Figure 5. Temporal analysis of scRNA-Seq data of PBMCs from patients with either moderate or severe COVID-19.

(A) Dot plot showing GO enrichment comparison between severe COVID-19 and moderate COVID-19 for each cell type. Each panel represents 1 cell type. The x axis represents severity group; the y axis represents the enriched GO terms; p.adjust represents adjusted P values using Holm-Bonferroni methods; and P values were generated by Fisher’s exact test. Dot size represents gene count. (B) LOESS curve fitting on DDEGs identified from the IFN-I pathway using TrendCatcher from moderate COVID-19 and severe COVID-19. Blue indicates moderate group, and red indicates severe group. The x axis represents time in weeks; the y axis represents the Avg_log₂FC of gene expressions compared with the baseline. (C–F) TimeHeatmap of NK cells from moderate and severe COVID-19, CD8⁺T cells from moderate and severe COVID-19. Each column represents a time window. “0W-1W” represents week 0 (healthy control) to week 1. The “%GO” column represents the percentage of DDEGs found in the corresponding pathway. The “nDDEG” column represents number of DDEGs found in the corresponding pathway. The number in each grid represents the Avg_log₂FC of gene expressions compared with the previous time window. Color represents the Avg_log₂FC of the DDEGs within each time window for the corresponding pathway compared with the previous time window.

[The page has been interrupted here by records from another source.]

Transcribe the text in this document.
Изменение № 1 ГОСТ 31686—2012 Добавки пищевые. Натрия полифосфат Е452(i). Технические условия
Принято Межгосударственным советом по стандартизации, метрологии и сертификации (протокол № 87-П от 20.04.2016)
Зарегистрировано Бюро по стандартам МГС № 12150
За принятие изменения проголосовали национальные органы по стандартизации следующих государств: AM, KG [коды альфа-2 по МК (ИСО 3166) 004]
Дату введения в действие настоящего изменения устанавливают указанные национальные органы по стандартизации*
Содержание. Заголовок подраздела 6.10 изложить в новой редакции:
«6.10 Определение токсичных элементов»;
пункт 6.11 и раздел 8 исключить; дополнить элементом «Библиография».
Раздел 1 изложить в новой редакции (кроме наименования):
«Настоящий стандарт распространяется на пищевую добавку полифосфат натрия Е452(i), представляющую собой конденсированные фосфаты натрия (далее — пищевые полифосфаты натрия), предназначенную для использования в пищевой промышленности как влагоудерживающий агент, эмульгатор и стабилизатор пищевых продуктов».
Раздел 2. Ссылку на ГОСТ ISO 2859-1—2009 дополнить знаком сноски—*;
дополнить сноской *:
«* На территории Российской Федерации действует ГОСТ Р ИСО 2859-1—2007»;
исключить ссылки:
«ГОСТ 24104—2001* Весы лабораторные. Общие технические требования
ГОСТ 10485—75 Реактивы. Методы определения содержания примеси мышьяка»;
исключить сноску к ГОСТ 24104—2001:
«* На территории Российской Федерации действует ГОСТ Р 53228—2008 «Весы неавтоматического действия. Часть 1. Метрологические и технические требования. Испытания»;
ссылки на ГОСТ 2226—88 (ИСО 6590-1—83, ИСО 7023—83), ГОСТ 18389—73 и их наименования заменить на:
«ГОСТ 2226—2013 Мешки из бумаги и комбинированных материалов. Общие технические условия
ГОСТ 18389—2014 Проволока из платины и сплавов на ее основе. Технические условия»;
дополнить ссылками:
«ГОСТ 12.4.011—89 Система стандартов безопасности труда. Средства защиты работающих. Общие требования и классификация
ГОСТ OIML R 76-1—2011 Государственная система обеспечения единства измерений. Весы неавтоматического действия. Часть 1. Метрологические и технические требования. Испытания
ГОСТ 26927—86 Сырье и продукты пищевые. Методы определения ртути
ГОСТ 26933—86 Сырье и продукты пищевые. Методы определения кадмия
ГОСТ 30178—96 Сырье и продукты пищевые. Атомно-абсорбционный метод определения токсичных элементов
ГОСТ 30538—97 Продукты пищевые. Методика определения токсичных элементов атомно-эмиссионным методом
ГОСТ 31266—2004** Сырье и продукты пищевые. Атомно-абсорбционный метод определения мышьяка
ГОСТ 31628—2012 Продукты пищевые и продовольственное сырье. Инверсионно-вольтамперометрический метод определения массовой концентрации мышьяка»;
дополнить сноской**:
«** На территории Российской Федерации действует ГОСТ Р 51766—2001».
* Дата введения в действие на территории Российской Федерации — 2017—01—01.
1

Figure 6. Temporal analysis of PBMC scRNA-Seq data from human subjects receiving the SARS-CoV-2 mRNA vaccine.

(A) UMAP of the single-cell transcriptional profile of 1 patient on day 0. Cell types were autoannotated by SingleR. (B) Dot plot of comparison of the top GO terms enriched from cell type–specific DDEGs. The x axis represents cell type with the number of DDEGs shown in the brackets; the y axis represents the enriched GO terms; p.adjust represents adjusted P values using Holm-Bonferroni methods; and P values were generated by Fisher’s exact test. Dot size represents gene ratio. (C) TimeHeatmap of NK cells. Each column represents a time window. “0D-1D” represents day 0 (healthy control) to day 1. The “%GO” column represents the percentage of DDEGs found in the corresponding pathway. The “nDDEG” column represents number of DDEGs found in the corresponding pathway. The number in each grid represents the Avg_log₂FC of gene expressions compared with the previous time window. Color represents the Avg_log₂FC of the DDEGs within each time window for the corresponding pathway. The first dose was administered on day 1, and the second dose was administered on day 21.